Research indicates that while both the business birth and death portions of total employment are generally significant, the net contribution is relatively small and stable. To account for this net birth/death portion of total employment, BLS uses an estimation procedure with two components: the first component excludes employment losses due to business deaths from sample-based estimation in order to offset the missing employment gains from business births. This is incorporated into the sample-based estimate procedure by simply not reflecting sample units going out of business, but imputing to them the same trend as the other firms in the sample. This step accounts for most of the birth employment. Given the impact of hurricanes Irma and Maria, reported zeroes were used to calculate the final October and preliminary and final November estimates for Puerto Rico to reflect likely changes in business birth/death patterns in Puerto Rico.
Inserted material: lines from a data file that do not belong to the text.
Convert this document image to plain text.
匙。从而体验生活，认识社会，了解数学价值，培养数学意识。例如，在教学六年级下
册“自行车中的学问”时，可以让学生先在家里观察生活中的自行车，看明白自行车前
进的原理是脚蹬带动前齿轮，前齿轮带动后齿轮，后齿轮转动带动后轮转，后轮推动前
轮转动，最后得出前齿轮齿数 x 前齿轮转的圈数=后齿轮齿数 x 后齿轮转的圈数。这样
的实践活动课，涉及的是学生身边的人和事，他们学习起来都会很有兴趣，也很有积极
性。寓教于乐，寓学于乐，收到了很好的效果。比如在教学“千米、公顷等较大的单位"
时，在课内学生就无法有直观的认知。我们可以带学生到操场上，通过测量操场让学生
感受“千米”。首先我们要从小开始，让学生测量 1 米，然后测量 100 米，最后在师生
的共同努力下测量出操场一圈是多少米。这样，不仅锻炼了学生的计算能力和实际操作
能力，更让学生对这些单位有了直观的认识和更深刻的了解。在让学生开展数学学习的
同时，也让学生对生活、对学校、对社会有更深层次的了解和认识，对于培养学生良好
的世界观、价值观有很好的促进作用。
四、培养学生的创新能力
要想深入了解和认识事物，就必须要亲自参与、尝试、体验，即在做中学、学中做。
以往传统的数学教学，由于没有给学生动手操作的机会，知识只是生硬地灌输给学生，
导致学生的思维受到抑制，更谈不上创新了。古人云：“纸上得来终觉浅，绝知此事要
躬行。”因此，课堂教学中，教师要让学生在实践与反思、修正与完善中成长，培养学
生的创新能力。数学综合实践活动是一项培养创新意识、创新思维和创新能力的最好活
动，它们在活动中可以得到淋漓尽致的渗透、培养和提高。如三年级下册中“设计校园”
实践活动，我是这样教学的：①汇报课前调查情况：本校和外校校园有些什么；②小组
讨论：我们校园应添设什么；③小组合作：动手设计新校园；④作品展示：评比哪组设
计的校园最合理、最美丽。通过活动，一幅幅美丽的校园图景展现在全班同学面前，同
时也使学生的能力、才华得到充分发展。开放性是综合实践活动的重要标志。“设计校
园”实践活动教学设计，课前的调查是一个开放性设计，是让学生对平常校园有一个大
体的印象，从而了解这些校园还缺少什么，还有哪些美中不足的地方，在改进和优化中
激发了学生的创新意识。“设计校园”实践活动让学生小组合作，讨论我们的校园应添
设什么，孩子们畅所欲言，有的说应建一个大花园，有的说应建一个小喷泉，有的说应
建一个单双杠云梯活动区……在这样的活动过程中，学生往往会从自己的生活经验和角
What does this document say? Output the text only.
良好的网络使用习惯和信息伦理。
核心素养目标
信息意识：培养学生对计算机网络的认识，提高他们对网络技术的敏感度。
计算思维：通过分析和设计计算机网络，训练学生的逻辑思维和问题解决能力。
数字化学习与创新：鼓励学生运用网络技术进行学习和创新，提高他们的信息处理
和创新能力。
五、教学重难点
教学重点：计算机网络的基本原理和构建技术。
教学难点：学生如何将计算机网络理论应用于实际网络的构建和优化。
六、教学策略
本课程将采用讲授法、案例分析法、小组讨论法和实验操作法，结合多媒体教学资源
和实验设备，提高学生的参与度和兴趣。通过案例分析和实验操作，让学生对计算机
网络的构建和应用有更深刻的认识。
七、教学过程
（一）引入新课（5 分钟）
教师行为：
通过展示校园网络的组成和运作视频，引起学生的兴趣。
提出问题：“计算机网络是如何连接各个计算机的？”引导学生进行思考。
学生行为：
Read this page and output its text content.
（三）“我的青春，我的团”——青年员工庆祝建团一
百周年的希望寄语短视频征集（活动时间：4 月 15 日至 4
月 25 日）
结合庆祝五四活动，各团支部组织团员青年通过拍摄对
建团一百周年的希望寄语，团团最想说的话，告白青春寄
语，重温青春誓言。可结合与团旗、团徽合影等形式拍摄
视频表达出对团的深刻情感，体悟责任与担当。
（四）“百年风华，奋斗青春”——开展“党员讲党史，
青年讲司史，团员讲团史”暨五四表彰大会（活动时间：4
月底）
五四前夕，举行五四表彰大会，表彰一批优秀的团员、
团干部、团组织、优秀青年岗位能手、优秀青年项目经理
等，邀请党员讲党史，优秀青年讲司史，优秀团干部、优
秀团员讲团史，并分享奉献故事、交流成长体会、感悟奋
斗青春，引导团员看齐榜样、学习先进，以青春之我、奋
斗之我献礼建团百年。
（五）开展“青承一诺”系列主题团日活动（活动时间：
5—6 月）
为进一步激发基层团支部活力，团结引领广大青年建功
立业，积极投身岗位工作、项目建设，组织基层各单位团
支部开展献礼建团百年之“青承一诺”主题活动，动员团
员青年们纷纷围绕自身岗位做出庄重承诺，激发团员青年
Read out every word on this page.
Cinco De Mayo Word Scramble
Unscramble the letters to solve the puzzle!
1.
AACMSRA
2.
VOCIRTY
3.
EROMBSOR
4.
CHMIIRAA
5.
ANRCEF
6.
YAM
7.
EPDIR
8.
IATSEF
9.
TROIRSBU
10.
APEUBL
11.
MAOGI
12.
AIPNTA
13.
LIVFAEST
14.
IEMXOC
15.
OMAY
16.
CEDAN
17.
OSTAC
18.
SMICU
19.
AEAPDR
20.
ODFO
The second component is an auto-regressive integrated moving average (ARIMA) time series model designed to estimate the residual birth/death employment not accounted for by the imputation. This second component was not modified for final October or preliminary November estimates for Puerto Rico. See for more information on the CES net birth/death model.

Summary of hurricane response rates and estimation changes for Puerto Rico
Reference Month Survey Response Rates Birth/Death Component
September final (September preliminary estimates were not published) Normal range No changes to methodology
October final (October preliminary estimates were not published) Below normal range Reported zeroes were used in estimation
November preliminary estimates Low end of normal range Reported zeroes were used in estimation
November final estimates Low end of normal range Reported zeroes were used in estimation
December preliminary estimates Low end of normal range No changes to methodology

How were establishment estimates for the U.S. Virgin Islands affected by the recent hurricanes?

Because of the devastation caused by Hurricanes Irma and Maria, the U.S. Virgin Islands was not able to conduct normal data collection activities for its establishment survey for several months. In turn, given the lack of adequate sample data, preliminary September, October and November estimates for the U.S. Virgin Islands were not published. The latest estimates for the U.S. Virgin Islands were revised August 2017 estimates published on October 20, 2017. As of mid-December, the U.S. Virgin Islands was able to resume data collection and produce revised estimates for September, October, and November 2017 and preliminary estimates for December 2017. Survey response rates were below average but were adequate to produce reliable estimates. No modifications were made to the estimation methods for the U.S. Virgin Islands. These data were published on January 23, 2018.